Music Improv: Impacting Your Brain

piano improv and brain power

Skilled improvisers were better than musicians with limited improvisational experience at distinguishing between chords that can be used interchangeably in a piece of music and those that cannot, a new study finds. The results suggest that musical improvisation, like so many other skills, improves with practice as the brain learns to categorize musical structures in a new way.

John Coltrane and Jerry Garcia became improvising legends for their ability to mix musical elements on the fly. How the brain accomplishes such feats of creativity under pressure remains a mystery, though practice is increasingly thought to play a pivotal role.

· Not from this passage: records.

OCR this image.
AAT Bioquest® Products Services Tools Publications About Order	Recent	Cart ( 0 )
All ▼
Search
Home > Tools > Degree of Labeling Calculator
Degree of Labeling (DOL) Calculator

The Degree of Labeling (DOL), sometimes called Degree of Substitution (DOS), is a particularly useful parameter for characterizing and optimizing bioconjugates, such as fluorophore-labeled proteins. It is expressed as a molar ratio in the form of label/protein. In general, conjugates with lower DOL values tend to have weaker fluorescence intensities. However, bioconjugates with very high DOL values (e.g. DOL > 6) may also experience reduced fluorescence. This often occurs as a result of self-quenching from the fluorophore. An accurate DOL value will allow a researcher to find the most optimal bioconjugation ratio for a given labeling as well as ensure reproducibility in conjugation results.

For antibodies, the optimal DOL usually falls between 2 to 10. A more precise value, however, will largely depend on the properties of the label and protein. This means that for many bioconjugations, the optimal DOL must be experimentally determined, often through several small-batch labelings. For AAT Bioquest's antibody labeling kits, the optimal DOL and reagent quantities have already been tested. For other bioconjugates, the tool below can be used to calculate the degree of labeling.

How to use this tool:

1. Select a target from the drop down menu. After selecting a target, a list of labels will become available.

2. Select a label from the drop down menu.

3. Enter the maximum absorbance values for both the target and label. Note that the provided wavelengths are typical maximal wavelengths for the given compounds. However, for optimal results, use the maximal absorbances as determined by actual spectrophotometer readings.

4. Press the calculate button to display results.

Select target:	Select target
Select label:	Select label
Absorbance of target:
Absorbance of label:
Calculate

Now, in a new study in the journal Psychology of Music, Columbia University researchers show that skilled improvisers are better than musicians with limited improvisational experience at distinguishing between chords that can be used interchangeably in a piece of music and chords that cannot. Further, when the improvisers recognized a chord unsuitable for substitution, their brains showed a pattern of electrical activity distinct from non-improvising musicians.

"It turns out that the degree to which we can predict how musicians respond to different types of musical substitution has nothing to do with how much they practice, but the way they practice," said the study's senior author, Paul Sajda, a biomedical engineer at Columbia Engineering and a member of Columbia's Data Science Institute. "Improvisational practice seems to reinforce how the brain represents different types of musical structures."